対「北」独自制裁 厳格な安保理決議の先駆けに

The Yomiuri Shimbun
Japan should lead push for tough UNSC resolution on North Korea
対「北」独自制裁 厳格な安保理決議の先駆けに

It is important not to ignore the reckless actions repeatedly taken by North Korea and to swiftly implement tough sanctions against that country. Japan should play a leading role in a concerted effort by the international community.

The government held a meeting of the National Security Council on Wednesday, attended by its four ministers, and decided to revive and strengthen its unilateral sanctions against North Korea.

Nuclear tests and the launch of long-range ballistic missiles by North Korea pose direct threats to Japan. It is a matter of course for Japan to have promptly taken harsh measures.

These measures include a ban on the reentry of senior officials of the pro-Pyongyang General Association of Korean Residents in Japan (Chongryon) who have returned home to North Korea, and a ban on entry into Japanese ports by all vessels of North Korean registry, including those on humanitarian missions. All these measures were lifted when Pyongyang began in July 2014 its reinvestigation of Japanese nationals abducted to North Korea or suspected to have been abducted.

Added to the reentry ban are engineers related to nuclear and missile technologies.

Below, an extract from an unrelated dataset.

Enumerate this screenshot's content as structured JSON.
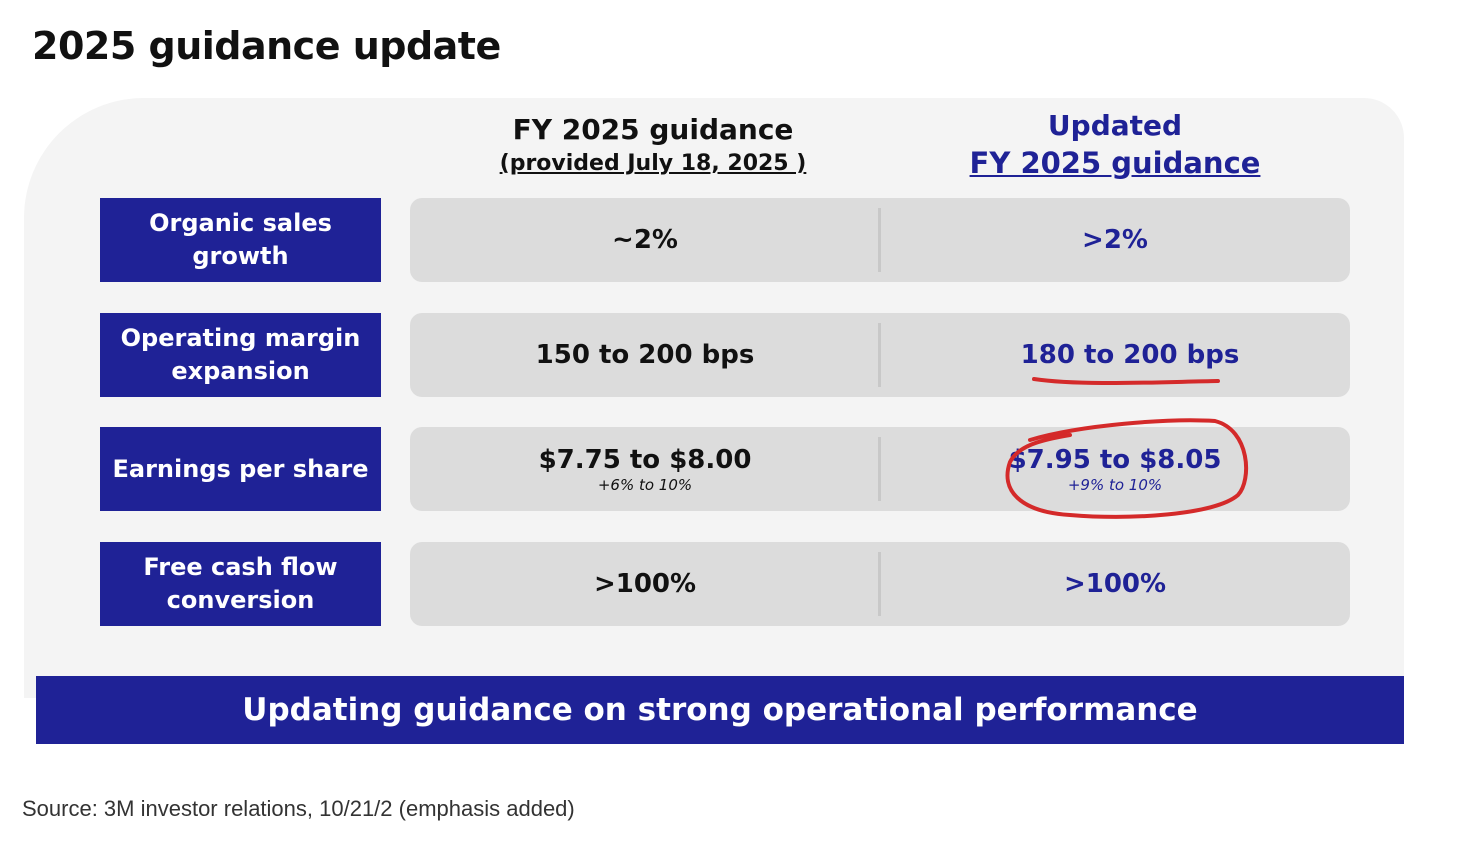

The government has also gone so far as to ban, in principle, remittances to North Korea.

North Korea has postponed presenting to Japan the results of its reinvestigation into Japanese citizens abducted to that country or suspected to have been abducted. As long as Pyongyang continues making such insincere responses, it is reasonable for Japan to decide to revive and strengthen unilateral sanctions on North Korea, in line with the principle of “action for action.”

Don’t close doors

Actions taken by the North Korean regime under Kim Jong Un have become ever more uncertain.

The Foreign Ministry, the National Police Agency and other government organizations must cooperate closely to ensure the effectiveness of the sanctions. At the same time, the government needs to respond flexibly to North Korea, by not cutting off openings for dialogue, for instance.

The government must adhere to its policy of comprehensively resolving the issues of the Japanese abductees and North Korea’s nuclear and missile development, and deal with them tenaciously.

Needless to say, Japan’s unilateral sanctions alone will only have a limited effect. It is necessary to hasten the establishment of an international coalition network committed to containing North Korea.

South Korea announced Wednesday that it would suspend operations at the joint industrial complex in Kaesong, North Korea, as a unilateral sanction. The move is aimed at reducing the foreign currency earned by Pyongyang, but suspending operations could risk losing a channel for dialogue with North Korea.

Prime Minister Shinzo Abe held separate phone talks with U.S. President Barack Obama and South Korean President Park Geun-hye. They agreed to cooperate toward the early adoption of a resolution by the U.N. Security Council.

The biggest stumbling block for the UNSC resolution is China’s reluctant posture.

China has been asserting that sanctions on North Korea should be limited to measures related to its nuclear and missile developments, and opposes sanctions that would affect the lives of the public.

Yet this conciliatory stance taken for many years by China has bolstered North Korea, letting Pyongyang conduct nuclear tests and missile launches repeatedly. This time, it is vital to strengthen real pressure on North Korea.

It is important for Japan, the United States and South Korea to unite to urge China to modify its stance.